Essentially, there were three levels of kingship in ancient Ireland. At the lowest level was the rí túaithe or king of the túath (pronounced TOO-ah). The word basically means “people” but is often translated as “tribe,” and both Byrne and Kelly state that there were about 150 of these tribal kings in Ireland at any one time between the 5th and 12th centuries. There were that many tribal groups! Byrne goes on to emphasize that “in the Old Irish period…the rí túaithe, however insignificant on the national scale, was the true king. Even the most powerful of high-kings was basically ruler of a single túath, and exercised no direct authority outside it” (1973, p. 41). Just to put this in perspective, the land belonging to a túath was probably the equivalent to a modern parish or township.
On the next level was the rí túath, the king of more than one túath. Some of the larger confederations might have stretched to county-size in land coverage. This king could rely on military assistance from the túatha under his overlordship.
Says Byrne, (1973, p. 42) “The laws agree in recognizing a third and highest grade of king, variously called triath, réthe, ollam ríg (‘greatest of kings’), rí ruireach (‘king of over-kings’), or rí cóicid (‘king of a fifth’, i.e., one of the provinces into which Ireland was traditionally divided). It is customary to refer to these as provincial kings: such as the king of Leinster, of Munster, or of Connacht.”

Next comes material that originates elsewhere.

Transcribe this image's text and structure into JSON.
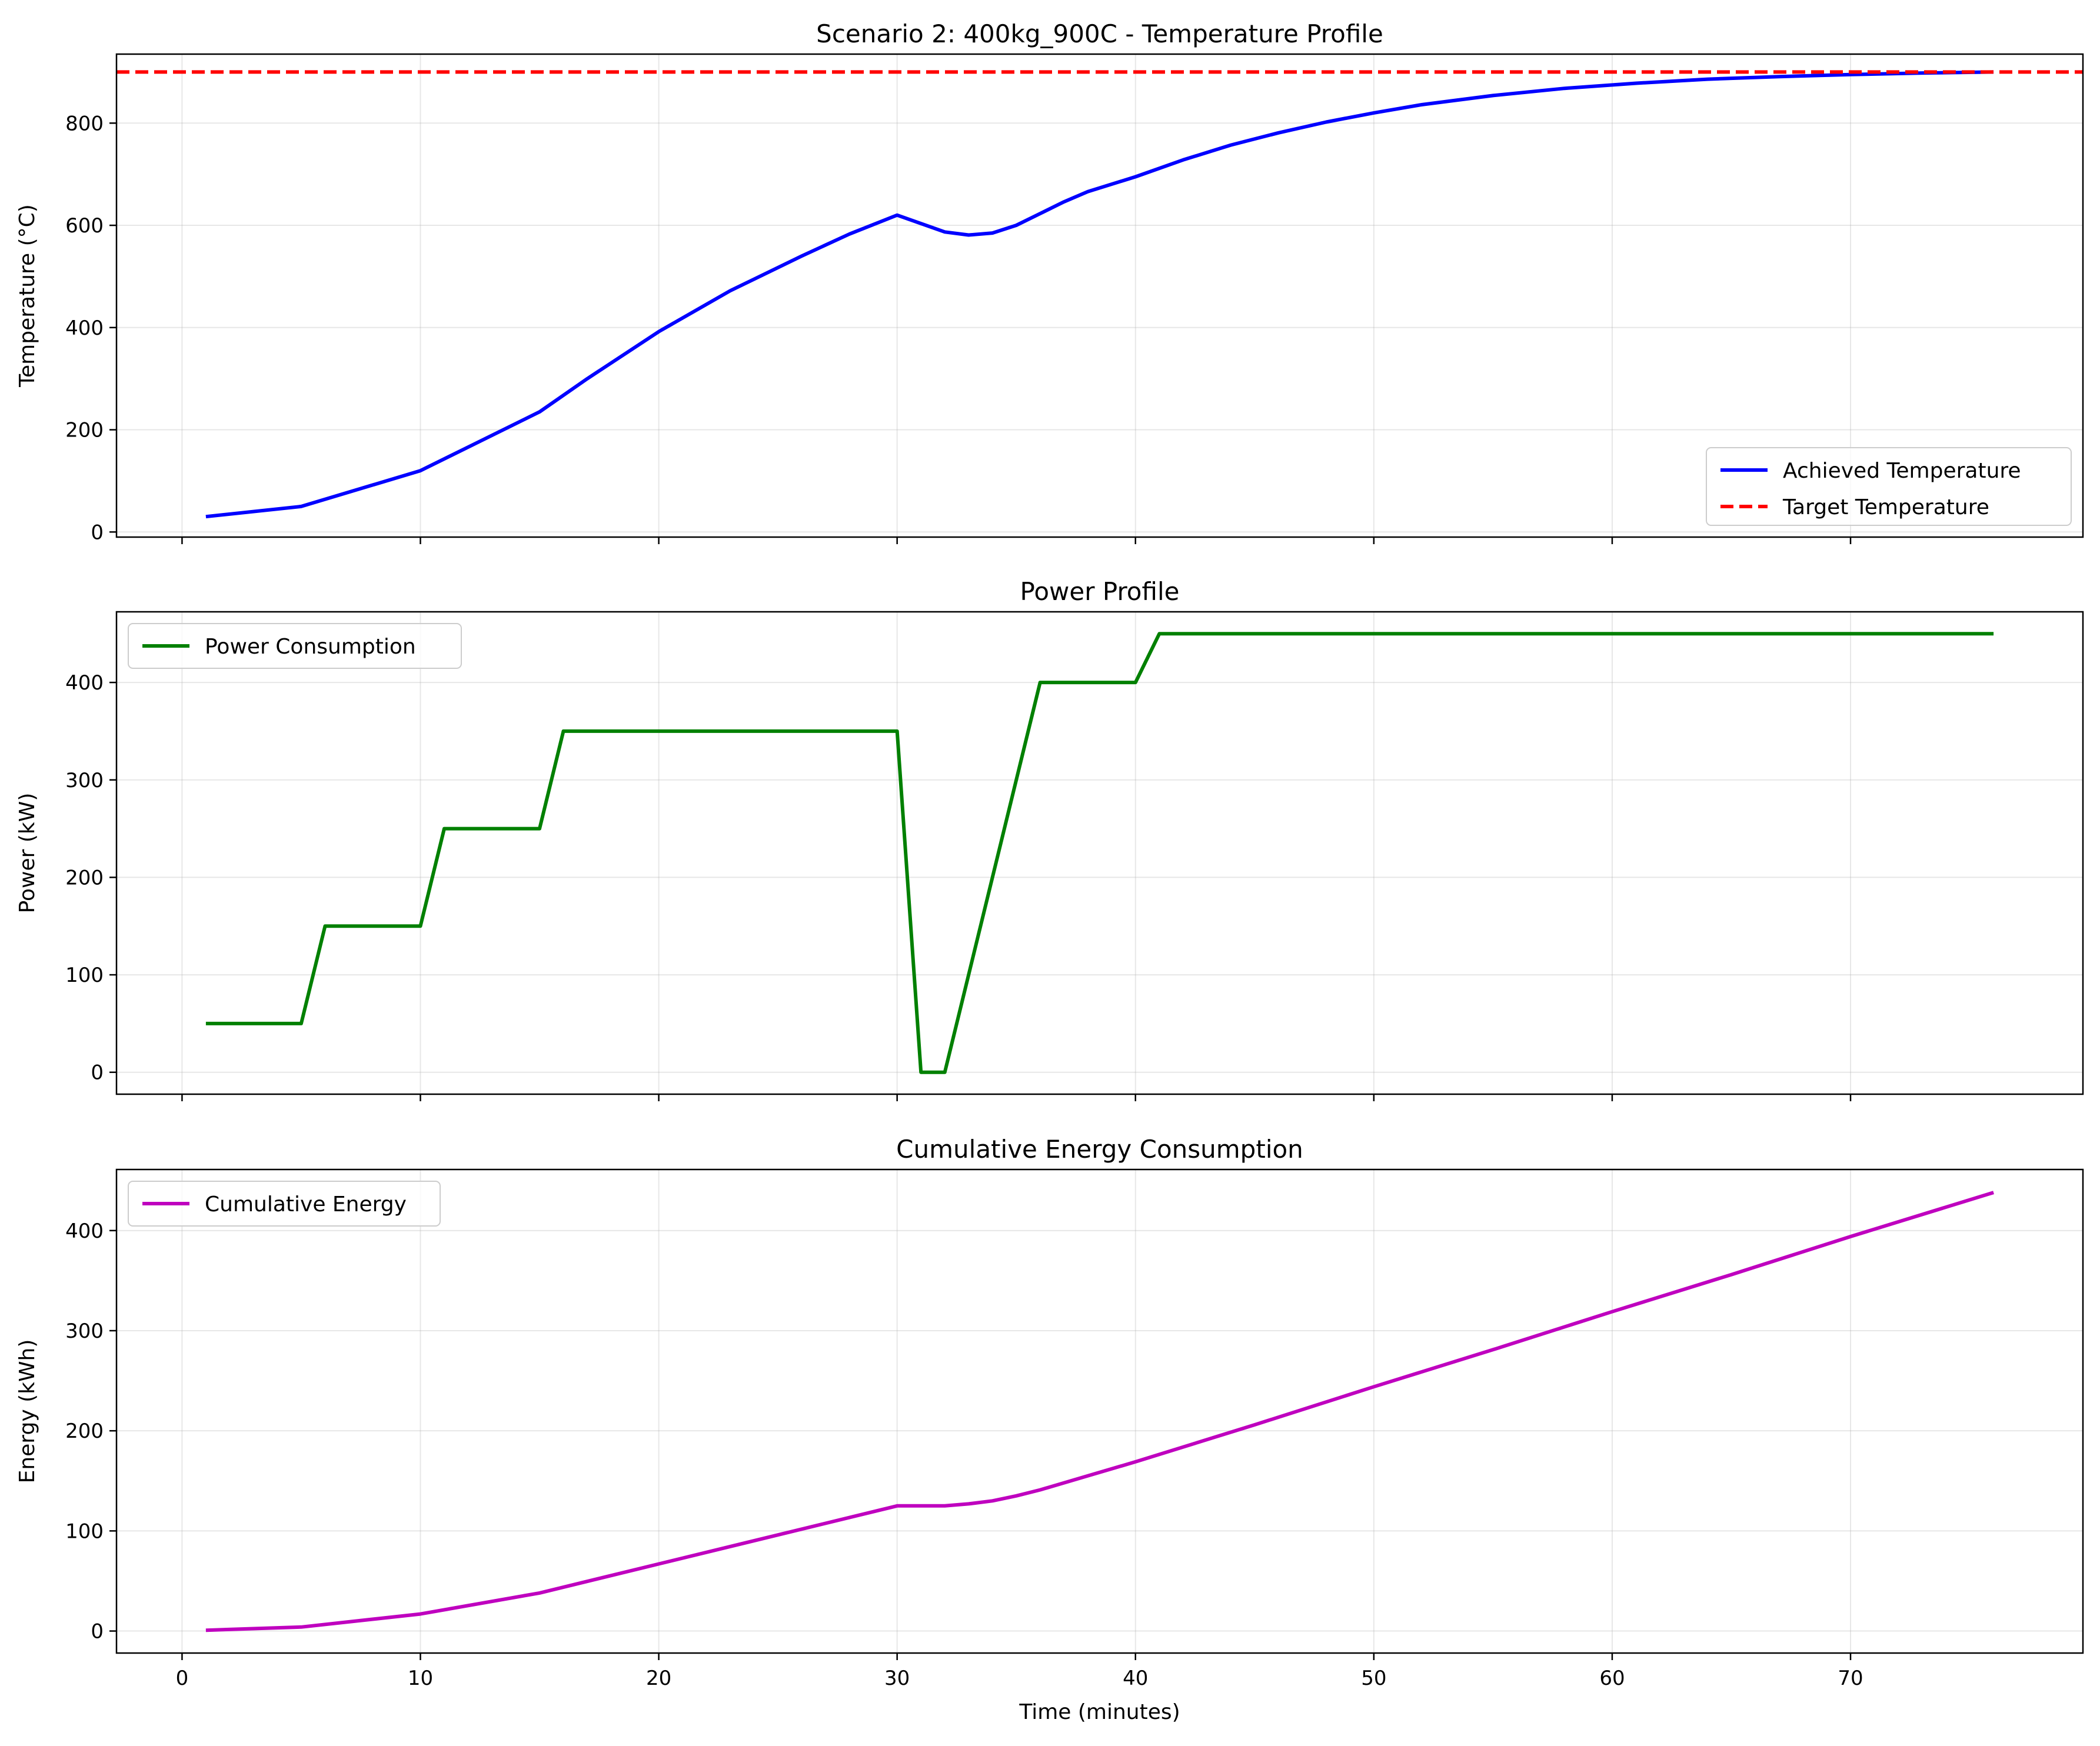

One of the main characters in my Harplord trilogy is Fiachna Lurgan, the historical rí ruireach of the Ulaid tribes (their territory became the Province of Ulster). He ruled a relatively lengthy period of time, for more than 30 years, until his death in 626 AD. For my own amusement, I’ve sketched him here. Can you identify the actor who plays him (at least in my head)? Here’s a little clue in case my artistic skills are lacking – the epithet “Lurgan” means “longshanks,” a most fitting one for this Irish actor whose strides would definitely equal two of mine!
Byrne, F.J. (1973). Irish kings and high-kings. New York: St. Martin’s Press.
Kelly, F. (1995). A guide to early Irish law. Dublin: Dublin Institute for Advanced Studies.